A German start-up is planning to build a 30-megawatt artificial intelligence data centre in Bavaria, in what would mark a significant addition to Germany’s domestically operated computing infrastructure at a time when European governments are placing greater emphasis on control over critical technology assets.
Polarise told Reuters that the facility is to be built in the town of Amberg and is expected to come online in mid-2027. The company said the site could later be expanded to 120 megawatts, which would place it among the larger data centre developments in Germany.
The project comes as European countries seek to reduce dependence on foreign-controlled digital infrastructure amid a wider debate about technological sovereignty. That debate has intensified in recent years due to geopolitical tensions, trade disputes, armed conflict, and differences in the regulatory treatment of online content and data governance.
According to figures from the German digital industry association Bitkom, AI data centres in Germany had a total capacity of 530 megawatts at the end of last year. However, much of that capacity was operated by non-German providers. Against that background, the planned Polarise development would represent a substantial increase in locally controlled computing power.
Reuters reported that the 30-megawatt facility alone would effectively double Germany’s domestically run AI computing capacity. If the project were later expanded to 120 megawatts, its scale would become more comparable with the larger facilities typically operated by major international technology companies.
Large US technology groups such as Google and Amazon Web Services usually run data centres with capacities of around 100 megawatts or more. Polarise’s plans therefore suggest an ambition to move beyond the smaller scale often associated with European start-ups and into a more strategic segment of digital infrastructure.
The plans for the Amberg site had not previously been reported. Polarise, which operates 13 data centres in Germany and abroad, declined to give detailed figures for the overall investment required. The company said final costs would depend heavily on the commercial model adopted by customers and on the extent to which they choose to install their own servers or rent computing capacity directly.
Marc Gazivoda, Polarise’s marketing director, told Reuters that the company had not received state subsidies for the project. He added that the eventual level of investment could vary according to customer demand and deployment decisions.
A source close to the company said the initial stage of the project would cost in the “triple-digit million euro range”. That estimate includes the main infrastructure, though not the semiconductors themselves. The source said final expenditure would depend in part on the number of chips required and on the specific types selected for AI workloads.
The cost of AI infrastructure has become a central issue in Europe’s effort to strengthen domestic capacity. Building data centres designed for AI applications requires not only land, energy supply and cooling systems, but also access to high-performance chips, which remain expensive and globally concentrated in terms of supply.
The scale of such investment was illustrated by Polarise’s recent project in Munich.
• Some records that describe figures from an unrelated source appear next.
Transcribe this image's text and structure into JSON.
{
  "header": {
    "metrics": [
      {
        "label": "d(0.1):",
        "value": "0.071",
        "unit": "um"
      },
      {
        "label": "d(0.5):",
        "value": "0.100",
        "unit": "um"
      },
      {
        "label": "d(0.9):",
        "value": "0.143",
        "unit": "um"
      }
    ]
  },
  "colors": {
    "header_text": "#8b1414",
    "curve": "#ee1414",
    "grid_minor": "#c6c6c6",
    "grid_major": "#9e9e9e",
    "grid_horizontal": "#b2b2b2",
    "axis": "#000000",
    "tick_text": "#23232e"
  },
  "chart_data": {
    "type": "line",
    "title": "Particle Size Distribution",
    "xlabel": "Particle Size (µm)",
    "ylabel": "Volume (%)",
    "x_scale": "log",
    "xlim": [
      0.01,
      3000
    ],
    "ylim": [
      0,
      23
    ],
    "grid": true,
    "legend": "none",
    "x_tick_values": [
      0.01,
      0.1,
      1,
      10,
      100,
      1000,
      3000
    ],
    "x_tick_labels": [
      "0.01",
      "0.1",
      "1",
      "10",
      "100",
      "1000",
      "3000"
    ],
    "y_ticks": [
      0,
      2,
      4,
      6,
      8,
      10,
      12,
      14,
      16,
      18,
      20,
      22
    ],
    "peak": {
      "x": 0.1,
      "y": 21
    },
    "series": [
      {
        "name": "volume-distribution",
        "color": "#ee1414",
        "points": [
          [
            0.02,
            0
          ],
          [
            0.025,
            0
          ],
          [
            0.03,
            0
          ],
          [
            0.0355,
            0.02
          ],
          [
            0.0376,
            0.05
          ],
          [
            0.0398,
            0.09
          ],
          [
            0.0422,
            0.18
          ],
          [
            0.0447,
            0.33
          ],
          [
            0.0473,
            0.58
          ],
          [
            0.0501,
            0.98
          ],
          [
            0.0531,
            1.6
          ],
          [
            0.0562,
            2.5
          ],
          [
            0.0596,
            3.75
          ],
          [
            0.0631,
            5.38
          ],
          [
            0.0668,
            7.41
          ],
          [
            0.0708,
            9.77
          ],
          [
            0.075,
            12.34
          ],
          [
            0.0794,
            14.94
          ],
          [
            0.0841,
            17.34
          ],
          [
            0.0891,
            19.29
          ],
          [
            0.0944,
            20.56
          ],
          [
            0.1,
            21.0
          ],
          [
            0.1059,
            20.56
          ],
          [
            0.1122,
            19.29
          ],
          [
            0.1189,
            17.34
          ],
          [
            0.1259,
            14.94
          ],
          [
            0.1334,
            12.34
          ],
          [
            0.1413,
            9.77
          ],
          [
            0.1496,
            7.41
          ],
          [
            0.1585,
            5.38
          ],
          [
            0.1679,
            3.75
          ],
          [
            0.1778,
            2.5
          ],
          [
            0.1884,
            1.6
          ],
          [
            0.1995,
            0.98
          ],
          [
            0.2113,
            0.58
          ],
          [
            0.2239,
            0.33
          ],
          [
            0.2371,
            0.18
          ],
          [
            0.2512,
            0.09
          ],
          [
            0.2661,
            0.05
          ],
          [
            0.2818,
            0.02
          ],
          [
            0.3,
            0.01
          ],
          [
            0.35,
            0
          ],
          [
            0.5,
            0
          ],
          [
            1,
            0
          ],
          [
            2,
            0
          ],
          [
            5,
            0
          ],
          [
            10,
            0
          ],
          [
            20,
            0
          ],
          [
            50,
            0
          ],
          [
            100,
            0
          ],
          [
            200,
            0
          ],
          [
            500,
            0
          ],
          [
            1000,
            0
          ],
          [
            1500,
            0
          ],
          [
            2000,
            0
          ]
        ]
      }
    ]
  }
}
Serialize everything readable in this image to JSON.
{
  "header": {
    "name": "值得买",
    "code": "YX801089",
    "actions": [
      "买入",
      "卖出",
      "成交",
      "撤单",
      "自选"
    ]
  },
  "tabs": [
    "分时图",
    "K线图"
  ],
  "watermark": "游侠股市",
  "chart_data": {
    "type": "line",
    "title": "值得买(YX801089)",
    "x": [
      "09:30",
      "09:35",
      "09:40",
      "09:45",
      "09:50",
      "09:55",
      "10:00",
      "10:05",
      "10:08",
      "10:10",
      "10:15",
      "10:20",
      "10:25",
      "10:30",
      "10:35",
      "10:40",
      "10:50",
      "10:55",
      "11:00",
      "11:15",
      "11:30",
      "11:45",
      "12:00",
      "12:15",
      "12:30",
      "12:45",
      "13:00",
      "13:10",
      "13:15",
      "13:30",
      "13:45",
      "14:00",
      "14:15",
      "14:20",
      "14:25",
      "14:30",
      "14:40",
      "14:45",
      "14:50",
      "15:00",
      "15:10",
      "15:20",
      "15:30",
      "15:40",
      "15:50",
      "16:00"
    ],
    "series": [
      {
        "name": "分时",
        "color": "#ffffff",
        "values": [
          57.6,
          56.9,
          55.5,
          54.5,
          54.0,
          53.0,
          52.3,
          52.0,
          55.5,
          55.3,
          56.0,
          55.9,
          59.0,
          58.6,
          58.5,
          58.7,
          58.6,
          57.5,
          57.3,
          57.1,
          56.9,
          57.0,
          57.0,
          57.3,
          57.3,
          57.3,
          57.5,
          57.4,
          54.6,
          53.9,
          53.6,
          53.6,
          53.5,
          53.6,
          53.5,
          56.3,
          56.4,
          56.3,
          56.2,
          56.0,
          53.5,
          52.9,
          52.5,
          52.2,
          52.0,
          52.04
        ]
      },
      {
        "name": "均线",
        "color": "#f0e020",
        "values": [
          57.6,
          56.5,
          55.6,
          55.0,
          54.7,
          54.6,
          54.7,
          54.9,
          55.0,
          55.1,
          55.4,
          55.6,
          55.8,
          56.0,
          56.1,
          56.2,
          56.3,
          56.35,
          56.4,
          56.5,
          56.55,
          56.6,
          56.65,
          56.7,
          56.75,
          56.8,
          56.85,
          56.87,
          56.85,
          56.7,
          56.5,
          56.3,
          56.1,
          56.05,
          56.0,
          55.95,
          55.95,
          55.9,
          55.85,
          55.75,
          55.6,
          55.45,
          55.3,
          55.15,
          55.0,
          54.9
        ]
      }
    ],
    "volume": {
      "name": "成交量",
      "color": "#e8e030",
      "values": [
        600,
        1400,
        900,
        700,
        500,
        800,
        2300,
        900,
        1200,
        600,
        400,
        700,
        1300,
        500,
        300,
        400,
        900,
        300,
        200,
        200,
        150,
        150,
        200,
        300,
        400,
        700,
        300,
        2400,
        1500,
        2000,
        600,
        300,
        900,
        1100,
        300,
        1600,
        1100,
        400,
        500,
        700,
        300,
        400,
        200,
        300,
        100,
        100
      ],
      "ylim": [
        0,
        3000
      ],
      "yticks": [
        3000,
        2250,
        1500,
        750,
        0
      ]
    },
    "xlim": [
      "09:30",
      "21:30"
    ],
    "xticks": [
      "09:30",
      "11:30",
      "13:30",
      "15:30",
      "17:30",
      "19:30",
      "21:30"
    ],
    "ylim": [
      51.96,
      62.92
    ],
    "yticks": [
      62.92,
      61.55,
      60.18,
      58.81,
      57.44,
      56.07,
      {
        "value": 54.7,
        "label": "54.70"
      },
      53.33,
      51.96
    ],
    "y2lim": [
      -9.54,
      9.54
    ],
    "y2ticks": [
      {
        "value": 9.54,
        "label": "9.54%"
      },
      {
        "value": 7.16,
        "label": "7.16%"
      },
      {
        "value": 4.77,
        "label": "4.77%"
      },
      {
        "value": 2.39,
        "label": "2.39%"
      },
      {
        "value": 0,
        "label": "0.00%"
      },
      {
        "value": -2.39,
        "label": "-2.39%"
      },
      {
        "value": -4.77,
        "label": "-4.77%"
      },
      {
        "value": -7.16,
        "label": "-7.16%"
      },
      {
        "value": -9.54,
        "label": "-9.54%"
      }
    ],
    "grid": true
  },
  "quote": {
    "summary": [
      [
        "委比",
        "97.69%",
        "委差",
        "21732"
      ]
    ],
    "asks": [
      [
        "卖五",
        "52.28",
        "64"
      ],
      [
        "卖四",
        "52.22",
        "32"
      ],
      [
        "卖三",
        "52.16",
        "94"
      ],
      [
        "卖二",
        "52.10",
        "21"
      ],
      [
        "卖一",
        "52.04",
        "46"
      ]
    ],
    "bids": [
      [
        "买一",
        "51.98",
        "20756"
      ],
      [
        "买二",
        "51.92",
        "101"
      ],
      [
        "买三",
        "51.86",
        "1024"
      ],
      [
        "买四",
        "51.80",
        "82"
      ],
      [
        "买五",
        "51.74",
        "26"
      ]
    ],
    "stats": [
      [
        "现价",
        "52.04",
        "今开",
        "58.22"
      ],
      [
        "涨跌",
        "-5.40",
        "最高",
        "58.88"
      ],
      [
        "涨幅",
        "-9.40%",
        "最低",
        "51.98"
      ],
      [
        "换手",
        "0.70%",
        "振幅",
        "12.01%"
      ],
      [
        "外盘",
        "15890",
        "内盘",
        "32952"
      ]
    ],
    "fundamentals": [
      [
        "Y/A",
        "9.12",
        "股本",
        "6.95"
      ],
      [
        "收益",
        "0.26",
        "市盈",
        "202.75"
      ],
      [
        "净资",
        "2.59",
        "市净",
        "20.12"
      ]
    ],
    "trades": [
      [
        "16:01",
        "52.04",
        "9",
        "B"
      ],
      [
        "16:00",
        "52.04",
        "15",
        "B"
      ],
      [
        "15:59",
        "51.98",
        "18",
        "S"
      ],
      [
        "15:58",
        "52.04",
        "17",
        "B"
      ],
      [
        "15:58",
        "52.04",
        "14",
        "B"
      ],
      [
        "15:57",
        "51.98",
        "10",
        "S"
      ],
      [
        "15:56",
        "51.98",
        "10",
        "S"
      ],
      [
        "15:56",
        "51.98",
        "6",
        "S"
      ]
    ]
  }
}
A 12-megawatt data centre opened by the company there last month was estimated by Deutsche Telekom to have cost 1 billion euros. Reuters said that facility had already doubled Germany’s existing locally operated AI data centre capacity, underlining how limited domestic capacity has been to date.
Energy is likely to remain one of the most closely watched aspects of the new Bavarian project. AI data centres are highly power-intensive, and their growth has raised wider questions about electricity demand, energy pricing and sustainability. With oil prices having risen above $100 a barrel, the broader cost of energy has become an increasingly important factor in the economics of large-scale data infrastructure.
Polarise said its partner, WV Energie, would install a wind and solar power plant to serve the centre, along with battery storage for temporary electricity balancing. The use of dedicated renewable generation and battery capacity is likely to be presented as a way of limiting exposure to energy price volatility while also addressing concerns over the environmental impact of AI-driven power demand.
The project reflects a broader European tension between technological ambition and structural dependency. Policymakers across the continent have called for greater control over cloud services, data processing and AI infrastructure, yet much of the market remains dominated by large non-European providers with deeper capital resources and established scale.
In that context, Polarise’s Amberg development is notable not only for its planned size but also for what it represents politically and strategically. A successful rollout would provide Germany with a larger share of AI computing capacity under domestic operation, at a moment when governments and businesses are reassessing the resilience of critical infrastructure.